66% of VFI members offer food

Some 66% of VFI members offer food on their premises with 52% of them having done so since opening according to a recent survey of members by the Federation.

The Vintners Association of Irealand survey assessed the impact of the food offering in Irish pubs and provided a clearer picture of the realities of delivering a successful food service.

25% of members do not offer food –  4% used to provide it and 5% plan to do so.

Of those that do offer food, 21% of them have been doing so for under 20 years, 9% under 10 years and 11% under five years.

Some 55% rate a food offering as ‘highly important’ while 18% regard it as ‘important’. Only around 5% rate it as ‘unimportant’.

Most (68%) were driven to offer food because of customer expectations and changing consumer habits (50%).

But running a food operation is not easy and it seems that a majority, 56%, would rather have a beverage-only pub, if this were feasible today.

Recruiting well-qualified staff is the most significant challenge facing publicans implementing a food offering on their premsises according to the survey.

Some 78% thought this to be the most challenging factor in implementing/having a food offering while 67% reckoned the cost of buying/renting was also significant.

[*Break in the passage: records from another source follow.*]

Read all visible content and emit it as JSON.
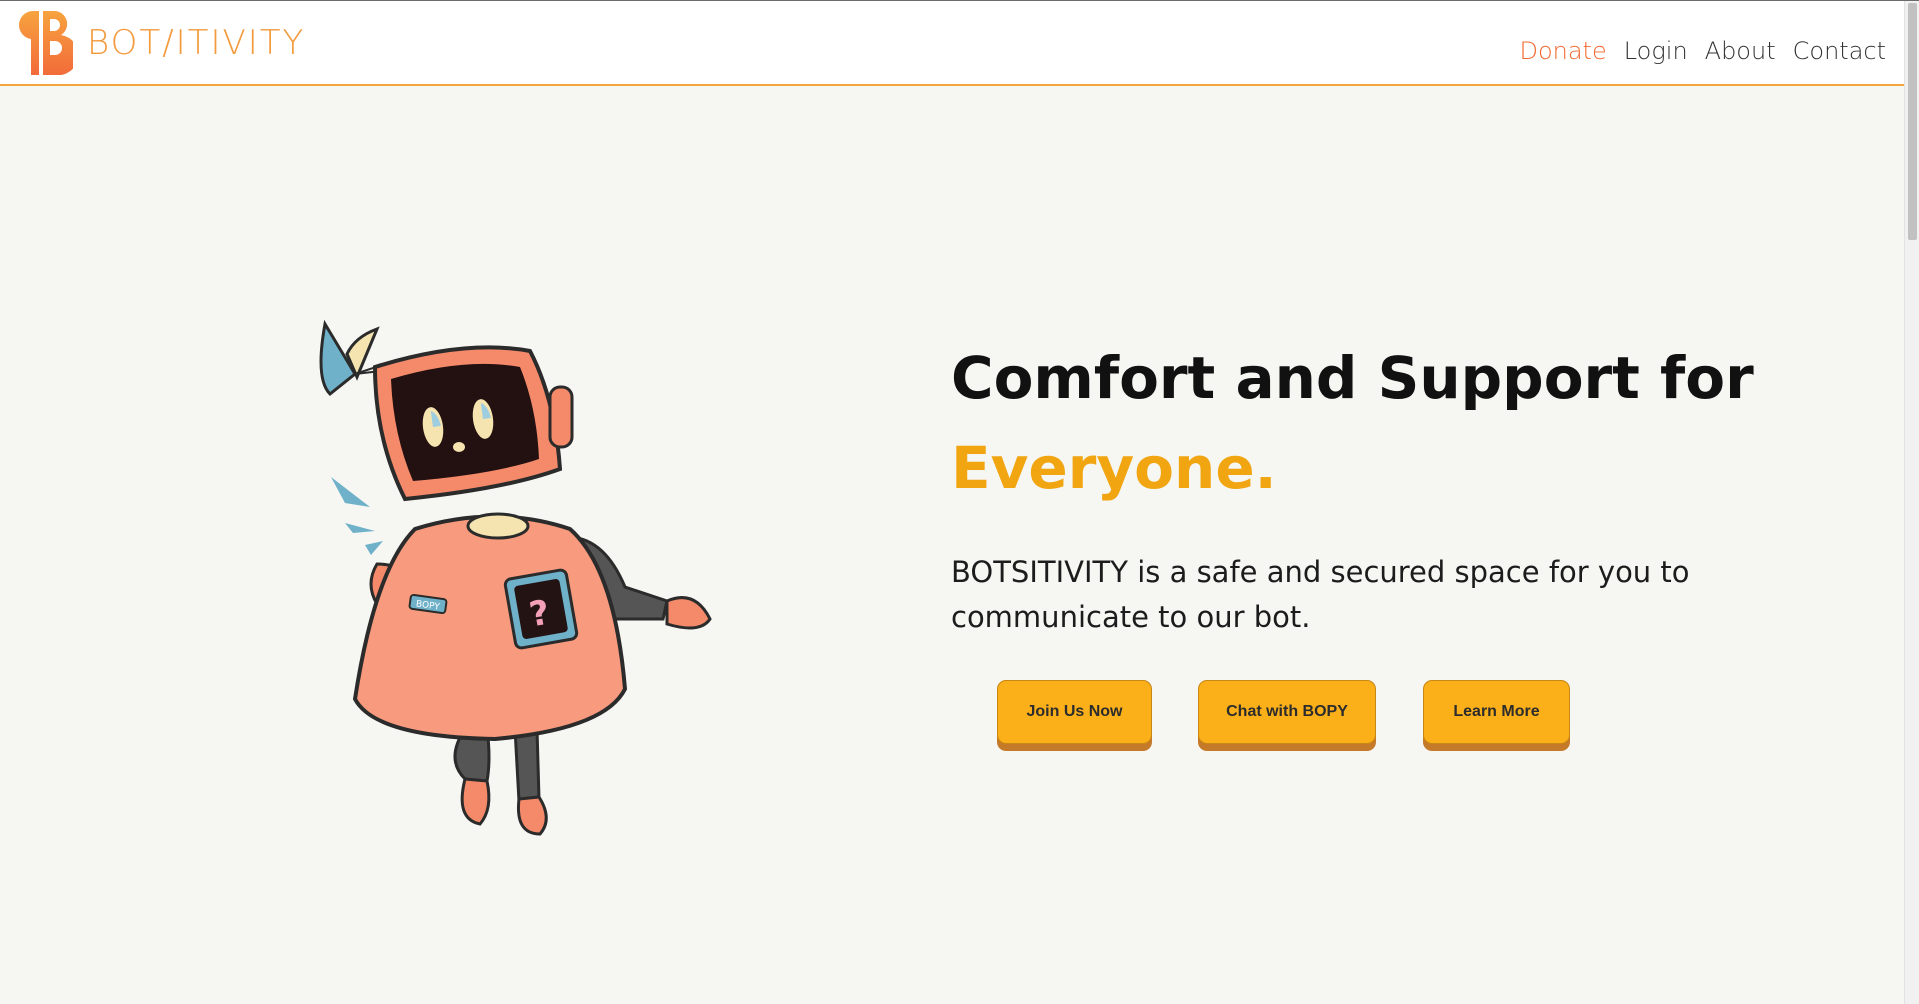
{
  "header": {
    "brand": "BOT/ITIVITY",
    "nav": {
      "donate": "Donate",
      "login": "Login",
      "about": "About",
      "contact": "Contact"
    }
  },
  "hero": {
    "title_line1": "Comfort and Support for",
    "title_accent": "Everyone.",
    "description": "BOTSITIVITY is a safe and secured space for you to communicate to our bot.",
    "buttons": {
      "join": "Join Us Now",
      "chat": "Chat with BOPY",
      "learn": "Learn More"
    },
    "robot_badge": "BOPY",
    "robot_screen_symbol": "?"
  },
  "colors": {
    "accent_orange": "#f39a3d",
    "donate": "#f2682f",
    "title_accent": "#f0a511",
    "button": "#fbb01a",
    "header_rule": "#f3a63d"
  }
}
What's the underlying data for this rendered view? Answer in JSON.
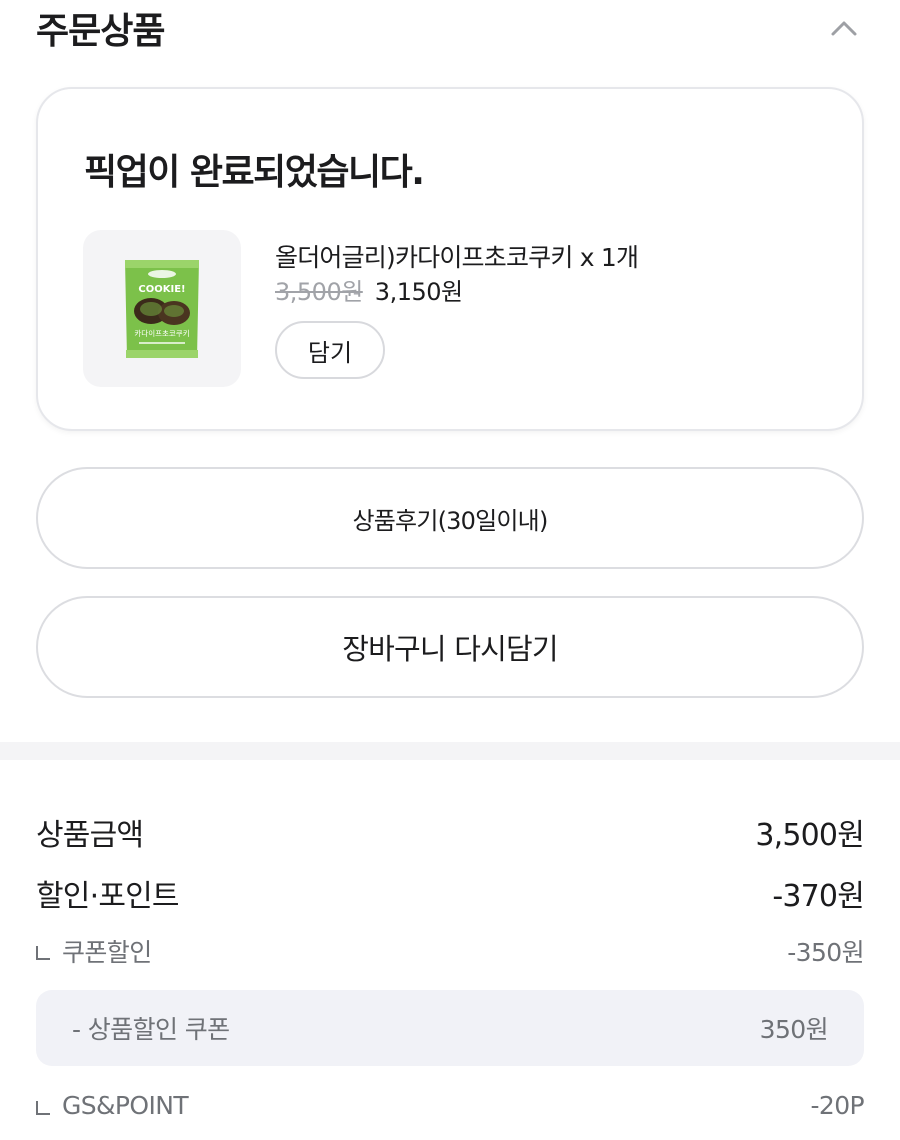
{
  "section": {
    "title": "주문상품",
    "collapse_icon": "chevron-up-icon"
  },
  "order": {
    "status": "픽업이 완료되었습니다.",
    "product": {
      "name": "올더어글리)카다이프초코쿠키 x 1개",
      "original_price": "3,500원",
      "sale_price": "3,150원",
      "image_label": "COOKIE!",
      "image_sub_label": "카다이프초코쿠키",
      "add_button": "담기"
    }
  },
  "buttons": {
    "review": "상품후기(30일이내)",
    "recart": "장바구니 다시담기"
  },
  "summary": {
    "product_amount_label": "상품금액",
    "product_amount_value": "3,500원",
    "discount_label": "할인·포인트",
    "discount_value": "-370원",
    "coupon_label": "쿠폰할인",
    "coupon_value": "-350원",
    "coupon_detail_label": "- 상품할인 쿠폰",
    "coupon_detail_value": "350원",
    "point_label": "GS&POINT",
    "point_value": "-20P"
  },
  "colors": {
    "text": "#1c1c1e",
    "muted": "#6f7277",
    "strike": "#a1a3a8",
    "border": "#dcdde1",
    "band": "#f4f4f6",
    "coupon_bg": "#f1f2f7",
    "package_green": "#7cc14a"
  }
}
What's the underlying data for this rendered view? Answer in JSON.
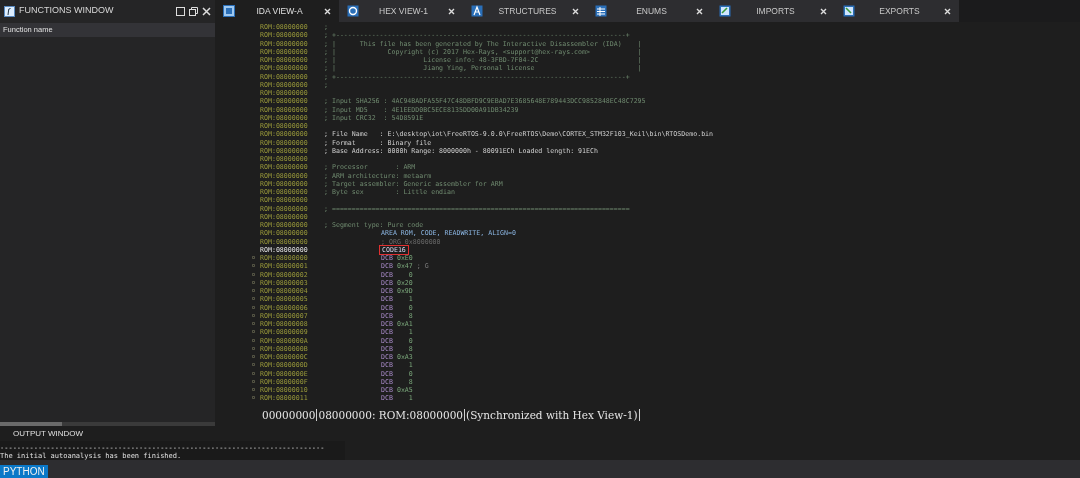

Managing staff was considered the most challenging by 61% but implementing a HACCP system got a 60% score in terms of the most challenging aspect.

80% of respondents believed that ‘quality of food’ was the most critical factor in having a successful food offering along with having a head chef (50%).

‘Waiting staff’ were considered ‘most critical’ by 48% of respondents while having a children’s menu, at 51%, was considered ‘critical’ and having a good wine selection/size of food offering were each considered ‘critical’ by 50% of respondents.

“The survey reveals that publicans correctly recognise the need to provide a professional food operation,” VFI Chief Executive Padraig Cribben told Drinks Industry Ireland, “Customer expectation has driven this move to food with the public expecting innovation and choice.

“As a sector we won’t be returning to what might be called the ‘old days’. Food will continue to play an integral role in our members’ offering and the number of pubs serving food will only increase over the coming years.”

But the biggest issue for publicans when it comes to serving food is sourcing qualified staff.
“We spoke to one VFI member recently who said he’s thinking of travelling to South Africa to recruit chefs, such is the lack of availability in Ireland and Europe,” added Padraig Cribben, “That type of solution is not sustainable in the long term.”